No, that number is not correct. The problem with your code is this line:
total = total-y
Here, you decrease total
further and further with each value of y
that you try, never resetting it to the value after just subtracting x
. To fix it, create a new variable, e.g. total2
, and use that in the inner loop.
total2 = total-y
This way, you get 498501
combinations. Also, you can break
from the inner loop as soon as total2 < 0
.
If you need just the number of combinations: Note that there are N-1
combinations to sum two numbers to N
, e.g. for N==4
: 1+3
, 2+2
, 3+1
(assuming you consider 1+3
and 3+1
different). You can extend this to the case of three numbers as partitioning the number in two parts two times. This way, you only need a single loop. And this can be simplified further to an O(1) formula.

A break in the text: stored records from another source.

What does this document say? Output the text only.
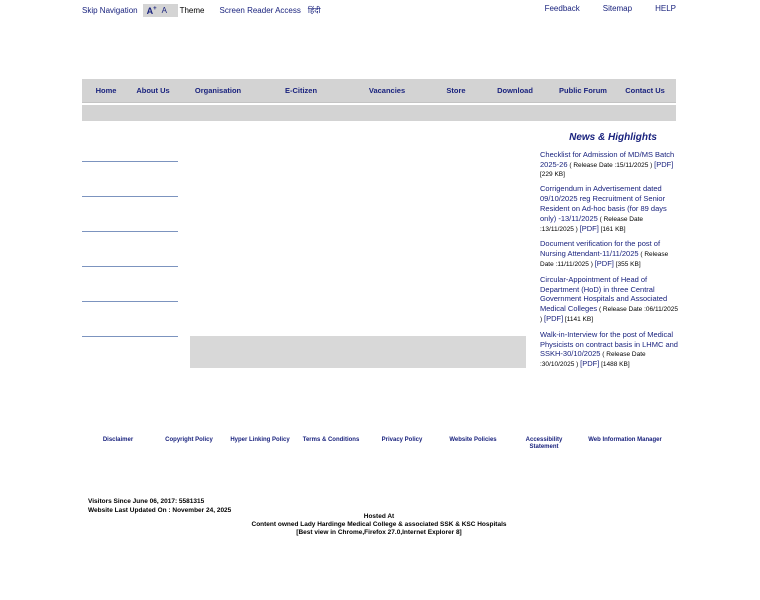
Skip Navigation A+ A Theme Screen Reader Access हिंदी	Feedback	Sitemap	HELP
Home	About Us	Organisation	E-Citizen	Vacancies	Store	Download	Public Forum Contact Us
News & Highlights
Checklist for Admission of MD/MS Batch 2025-26 ( Release Date :15/11/2025 ) [PDF] [229 KB]
Corrigendum in Advertisement dated 09/10/2025 reg Recruitment of Senior Resident on Ad-hoc basis (for 89 days only) -13/11/2025 ( Release Date :13/11/2025 ) [PDF] [161 KB]
Document verification for the post of Nursing Attendant-11/11/2025 ( Release Date :11/11/2025 ) [PDF] [355 KB]
Circular-Appointment of Head of Department (HoD) in three Central Government Hospitals and Associated Medical Colleges ( Release Date :06/11/2025 ) [PDF] [1141 KB]
Walk-in-Interview for the post of Medical Physicists on contract basis in LHMC and SSKH-30/10/2025 ( Release Date :30/10/2025 ) [PDF] [1488 KB]
Disclaimer	Copyright Policy	Hyper Linking Policy Terms & Conditions	Privacy Policy	Website Policies	Accessibility Statement
Web Information Manager
Visitors Since June 06, 2017: 5581315
Website Last Updated On : November 24, 2025
Hosted At
Content owned Lady Hardinge Medical College & associated SSK & KSC Hospitals
[Best view in Chrome,Firefox 27.0,Internet Explorer 8]
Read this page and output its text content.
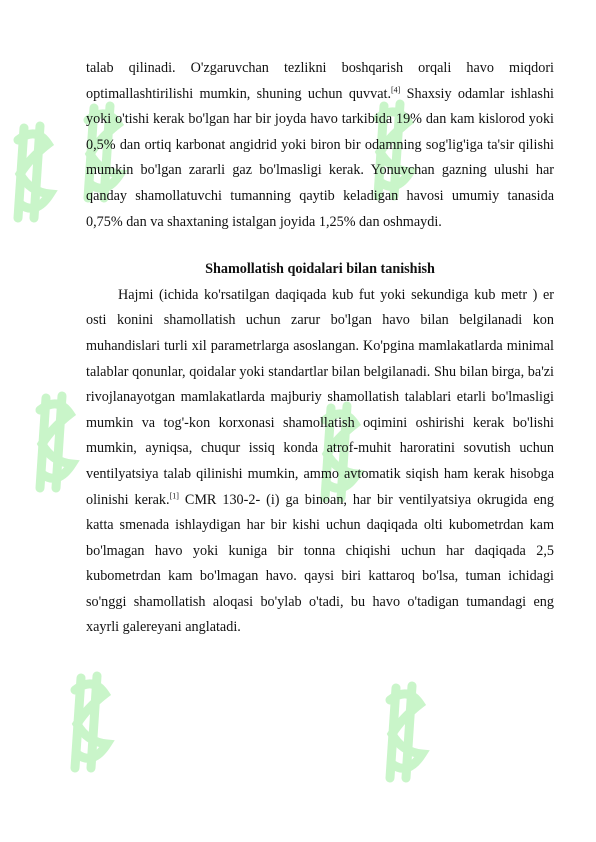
talab qilinadi. O'zgaruvchan tezlikni boshqarish orqali havo miqdori optimallashtirilishi mumkin, shuning uchun quvvat.[4] Shaxsiy odamlar ishlashi yoki o'tishi kerak bo'lgan har bir joyda havo tarkibida 19% dan kam kislorod yoki 0,5% dan ortiq karbonat angidrid yoki biron bir odamning sog'lig'iga ta'sir qilishi mumkin bo'lgan zararli gaz bo'lmasligi kerak. Yonuvchan gazning ulushi har qanday shamollatuvchi tumanning qaytib keladigan havosi umumiy tanasida 0,75% dan va shaxtaning istalgan joyida 1,25% dan oshmaydi.

Shamollatish qoidalari bilan tanishish

Hajmi (ichida ko'rsatilgan daqiqada kub fut yoki sekundiga kub metr ) er osti konini shamollatish uchun zarur bo'lgan havo bilan belgilanadi kon muhandislari turli xil parametrlarga asoslangan. Ko'pgina mamlakatlarda minimal talablar qonunlar, qoidalar yoki standartlar bilan belgilanadi. Shu bilan birga, ba'zi rivojlanayotgan mamlakatlarda majburiy shamollatish talablari etarli bo'lmasligi mumkin va tog'-kon korxonasi shamollatish oqimini oshirishi kerak bo'lishi mumkin, ayniqsa, chuqur issiq konda atrof-muhit haroratini sovutish uchun ventilyatsiya talab qilinishi mumkin, ammo avtomatik siqish ham kerak hisobga olinishi kerak.[1] CMR 130-2- (i) ga binoan, har bir ventilyatsiya okrugida eng katta smenada ishlaydigan har bir kishi uchun daqiqada olti kubometrdan kam bo'lmagan havo yoki kuniga bir tonna chiqishi uchun har daqiqada 2,5 kubometrdan kam bo'lmagan havo. qaysi biri kattaroq bo'lsa, tuman ichidagi so'nggi shamollatish aloqasi bo'ylab o'tadi, bu havo o'tadigan tumandagi eng xayrli galereyani anglatadi.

Example, with naive approach using product
as reference:
>>> N = 100 # to make reference faster
>>> sum(1 for t in product(range(1, N+1), repeat=3) if sum(t)==N)
4851
>>> sum(N-1-i for i in range(1, N-1))
4851
>>> ((N-2)*(N-1))//2
4851
Of course, also works for N = 1000
(or much, much larger):
>>> N = 1000
>>> sum(N-1-i for i in range(1, N-1))
498501
>>> ((N-2)*(N-1))//2
498501